Delay estimation has been used to estimate the actual delay between signals and compensate for this delay accordingly to reduce comb filtering. It has shown to be applicable to live and studio productions, primarily for the compensation caused by delays that occur when multiple microphones are not placed equidistance from a source. Examples have also been given, such as when using external effects, where delay estimation and compensation can be used in studio production.
This paper has shown that the accuracy of the time delay estimation is dependent on the input signal and the length of the audio under observation, but the accuracy can be improved by using non-rectangular windows, such as the Hann window.
Extensions of this work include looking at calculating sub sample delay and how delay estimation can be used in the reduction of comb filtering in multiple source configurations.
Brunner, S., Maempel, H.-J., and Weinzierl, S. (2007). On the audibility of comb-filter distortions. In Proceedings of the 122nd Audio Engineering Society Convention, Vienna, Austria.
Chen, J., Benesty, J., and Huang, Y. A. (2006). Time delay estimation in room acoustic environments: An overview. EURASIP Journal on Applied Signal Processing, 2006:1 – 19.
Clifford, A. and Reiss, J. (2010). Calculating time delays of multiple active sources in live sound. In 129th Convention of the Audio Engineering Society.
Eargle, J. (2004). The Microphone Book. Focal Press, Oxford, UK.
Knapp, C. H. and Carter, G. C. (1976). Generalized correlation method for estimation of time delay. IEEE Transactions on Acoustics, Speech and Signal Processing, 24(4):320–327.
Meyer, J. (1992). Precision transfer function measurements using program material as the excitation signal. In Proceedings of the 11th International Conference of the Audio Engineering Society: Test and Measurement, Portland, Oregon.

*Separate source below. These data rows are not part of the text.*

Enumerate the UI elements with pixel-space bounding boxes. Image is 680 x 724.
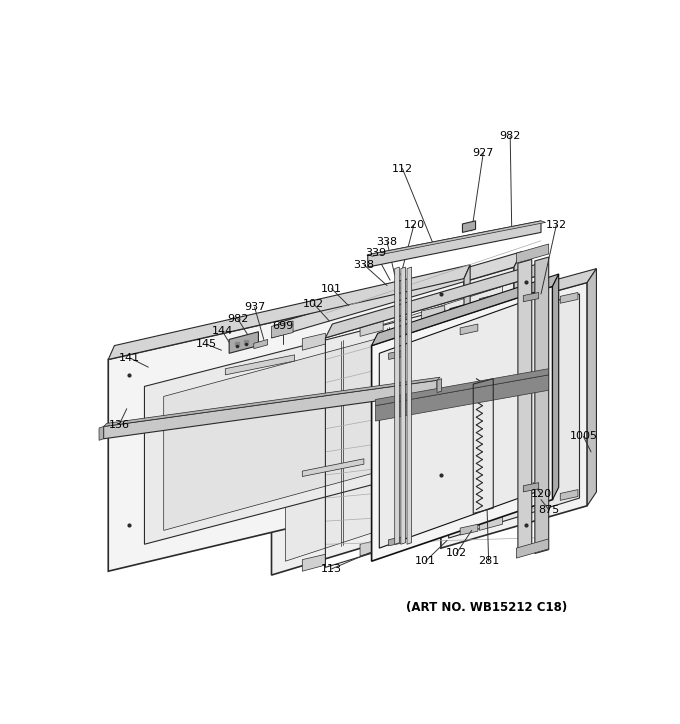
- Polygon shape: [368, 221, 545, 256]
- Polygon shape: [108, 279, 464, 571]
- Polygon shape: [516, 244, 549, 264]
- Text: 120: 120: [530, 489, 551, 500]
- Text: 112: 112: [392, 164, 413, 174]
- Polygon shape: [286, 286, 503, 561]
- Polygon shape: [303, 459, 364, 476]
- Polygon shape: [225, 355, 294, 375]
- Text: 699: 699: [273, 321, 294, 332]
- Text: 132: 132: [546, 219, 567, 230]
- Polygon shape: [422, 306, 445, 322]
- Polygon shape: [360, 319, 383, 337]
- Polygon shape: [460, 524, 478, 535]
- Text: 141: 141: [119, 353, 140, 363]
- Text: 101: 101: [321, 284, 342, 294]
- Polygon shape: [371, 286, 553, 561]
- Text: (ART NO. WB15212 C18): (ART NO. WB15212 C18): [407, 601, 568, 614]
- Text: 113: 113: [321, 564, 342, 574]
- Polygon shape: [560, 292, 578, 303]
- Text: 102: 102: [303, 299, 324, 309]
- Polygon shape: [441, 282, 588, 548]
- Text: 982: 982: [227, 313, 248, 324]
- Polygon shape: [464, 265, 470, 487]
- Polygon shape: [535, 257, 549, 554]
- Polygon shape: [449, 294, 579, 538]
- Polygon shape: [360, 539, 383, 556]
- Polygon shape: [437, 379, 442, 392]
- Polygon shape: [460, 324, 478, 334]
- Text: 339: 339: [365, 248, 386, 258]
- Polygon shape: [588, 269, 596, 506]
- Text: 136: 136: [109, 420, 129, 430]
- Text: 1005: 1005: [569, 432, 597, 442]
- Polygon shape: [462, 221, 475, 232]
- Polygon shape: [514, 252, 522, 502]
- Polygon shape: [479, 293, 503, 310]
- Text: 120: 120: [403, 219, 424, 230]
- Polygon shape: [388, 350, 404, 359]
- Polygon shape: [144, 309, 445, 544]
- Text: 937: 937: [244, 302, 265, 312]
- Polygon shape: [441, 269, 596, 322]
- Polygon shape: [271, 321, 293, 338]
- Polygon shape: [524, 292, 539, 302]
- Polygon shape: [108, 265, 470, 359]
- Polygon shape: [379, 294, 545, 548]
- Polygon shape: [229, 332, 258, 353]
- Polygon shape: [394, 267, 399, 544]
- Polygon shape: [303, 333, 326, 350]
- Polygon shape: [164, 322, 437, 531]
- Polygon shape: [371, 274, 559, 345]
- Polygon shape: [553, 274, 559, 500]
- Polygon shape: [388, 536, 404, 546]
- Polygon shape: [368, 221, 541, 267]
- Polygon shape: [99, 426, 103, 440]
- Polygon shape: [103, 380, 437, 439]
- Text: 144: 144: [211, 326, 233, 336]
- Text: 982: 982: [500, 131, 521, 141]
- Polygon shape: [422, 526, 445, 543]
- Polygon shape: [375, 369, 549, 405]
- Text: 102: 102: [445, 549, 467, 558]
- Text: 338: 338: [377, 237, 398, 247]
- Text: 338: 338: [354, 260, 375, 270]
- Text: 281: 281: [478, 556, 499, 566]
- Polygon shape: [103, 377, 440, 426]
- Polygon shape: [560, 489, 578, 500]
- Polygon shape: [254, 340, 268, 349]
- Polygon shape: [303, 555, 326, 571]
- Polygon shape: [479, 513, 503, 531]
- Text: 927: 927: [473, 148, 494, 158]
- Polygon shape: [375, 375, 549, 421]
- Polygon shape: [407, 267, 411, 544]
- Polygon shape: [271, 267, 514, 575]
- Text: 101: 101: [415, 556, 436, 566]
- Polygon shape: [401, 267, 405, 544]
- Polygon shape: [524, 483, 539, 492]
- Polygon shape: [541, 261, 548, 502]
- Text: 145: 145: [195, 339, 217, 349]
- Polygon shape: [516, 539, 549, 558]
- Text: 875: 875: [538, 505, 560, 515]
- Polygon shape: [518, 259, 532, 556]
- Polygon shape: [326, 261, 548, 338]
- Polygon shape: [271, 252, 522, 338]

Mulgrew, B., Grant, P., and Thompson, J. (2003). Digital Signal Processing: Concepts and Applications. Palgrave, 2nd edition.
Perez Gonzalez, E. and Reiss, J. (2008). Determination and correction of individual channel time offsets for signals involved in an audio mixture. In Proceedings of the 125th Audio Engineering Society Convention, San Francisco, USA.
Zölzer, U., editor (2002). DAFX – Digital Audio Effects. Wiley, UK.